Paul T stalled before he started. ‘How do you mean, do it for you?’ he asked, thinking that scientific objectivity was about to be violated without putting up any resistance.

‘It’s simply this. We are undertaking a strategic review of the company’s operations, and we want you to talk to our workforce. We don’t want it to appear like it’s coming from us. It’s got to look independent, completely independent. That’s why we need you. Your proposal fell on my desk at just the right time.’
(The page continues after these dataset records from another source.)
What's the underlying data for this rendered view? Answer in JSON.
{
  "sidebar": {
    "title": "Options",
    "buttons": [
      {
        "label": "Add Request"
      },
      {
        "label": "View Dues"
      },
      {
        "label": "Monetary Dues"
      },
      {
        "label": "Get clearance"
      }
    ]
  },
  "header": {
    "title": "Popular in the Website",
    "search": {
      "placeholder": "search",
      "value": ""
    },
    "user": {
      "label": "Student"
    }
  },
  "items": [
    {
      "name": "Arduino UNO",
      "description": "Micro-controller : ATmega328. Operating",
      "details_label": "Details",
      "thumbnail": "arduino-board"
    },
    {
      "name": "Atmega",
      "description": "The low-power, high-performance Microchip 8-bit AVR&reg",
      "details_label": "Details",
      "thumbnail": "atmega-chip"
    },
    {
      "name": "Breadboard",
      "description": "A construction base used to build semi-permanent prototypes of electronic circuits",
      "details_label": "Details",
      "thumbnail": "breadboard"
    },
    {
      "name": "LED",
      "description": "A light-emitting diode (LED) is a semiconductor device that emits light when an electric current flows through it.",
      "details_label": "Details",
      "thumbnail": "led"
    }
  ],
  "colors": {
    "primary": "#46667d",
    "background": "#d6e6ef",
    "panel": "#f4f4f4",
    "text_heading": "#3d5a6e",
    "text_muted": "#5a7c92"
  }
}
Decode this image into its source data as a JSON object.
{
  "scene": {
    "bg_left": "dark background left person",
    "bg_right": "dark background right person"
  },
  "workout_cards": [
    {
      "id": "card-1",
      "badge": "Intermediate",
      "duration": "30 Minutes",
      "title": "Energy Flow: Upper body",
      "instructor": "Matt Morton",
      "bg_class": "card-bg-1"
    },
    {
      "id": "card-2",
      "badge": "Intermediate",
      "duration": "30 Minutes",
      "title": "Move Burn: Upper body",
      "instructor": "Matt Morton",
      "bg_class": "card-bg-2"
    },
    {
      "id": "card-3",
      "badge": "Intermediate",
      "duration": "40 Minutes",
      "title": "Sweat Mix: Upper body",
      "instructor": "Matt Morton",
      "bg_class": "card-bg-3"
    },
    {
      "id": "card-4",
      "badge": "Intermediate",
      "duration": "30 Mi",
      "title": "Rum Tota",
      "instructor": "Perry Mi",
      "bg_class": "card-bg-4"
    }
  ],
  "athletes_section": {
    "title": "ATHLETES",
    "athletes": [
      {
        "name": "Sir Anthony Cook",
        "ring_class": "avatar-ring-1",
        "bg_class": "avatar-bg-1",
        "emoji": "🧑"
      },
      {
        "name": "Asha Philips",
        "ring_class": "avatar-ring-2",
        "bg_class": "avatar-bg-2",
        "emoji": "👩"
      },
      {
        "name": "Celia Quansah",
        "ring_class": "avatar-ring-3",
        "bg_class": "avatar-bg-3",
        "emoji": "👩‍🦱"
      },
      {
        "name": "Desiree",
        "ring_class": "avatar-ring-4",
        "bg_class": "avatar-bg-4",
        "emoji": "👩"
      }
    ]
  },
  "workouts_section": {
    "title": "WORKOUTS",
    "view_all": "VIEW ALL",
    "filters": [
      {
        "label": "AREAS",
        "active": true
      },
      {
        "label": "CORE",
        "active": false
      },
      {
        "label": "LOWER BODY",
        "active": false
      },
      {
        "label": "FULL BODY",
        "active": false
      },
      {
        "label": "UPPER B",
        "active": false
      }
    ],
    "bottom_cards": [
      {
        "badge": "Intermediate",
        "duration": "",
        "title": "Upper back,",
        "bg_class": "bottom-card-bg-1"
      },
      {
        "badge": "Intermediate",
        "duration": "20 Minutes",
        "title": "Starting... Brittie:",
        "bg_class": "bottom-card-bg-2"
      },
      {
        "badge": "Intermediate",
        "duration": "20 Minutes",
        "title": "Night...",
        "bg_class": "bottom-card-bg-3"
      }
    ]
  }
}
Paul T was more accustomed to having to be ingratiatingly persuasive to employers. This was a new problem. He couldn’t figure out what a strategic review had to do with an obscure piece of academic research. He also couldn’t figure out what the strategy was behind the ‘strategic’, and he wasn’t about to find out.

‘You say you want to visit a couple of our sites, to interview some of our workers. We want to give you a better look, commercial, industrial, road building, plant depots, mechanical and electrical, the lot. And we want it done by the end of July, two months.’ The research project had just received a take-over bid, only there was no sign of any money coming across.

Paul T was on a short-term research contract. He’d been hired to investigate masculinity in the construction industry. His employers had the idea that the construction industry was the prime locus of masculinity in the work process, and had been from the dawn of history. They also had a theory that History was advancing inevitably to ever greater gender neutrality. Gender neutrality at the workplace was to lead to gender neutrality in society as a whole. Only something had gone badly adrift. Semi-legal, unregulated labour in the construction industry was producing a regression to a more primitive masculinity. It was a revival of caveman, brute force masculinity. Muscle-culture was obstructing the introduction of new building technology, and getting in the way of advances in productivity. As long as brawn was cheap, backward masculinity reared its ugly head.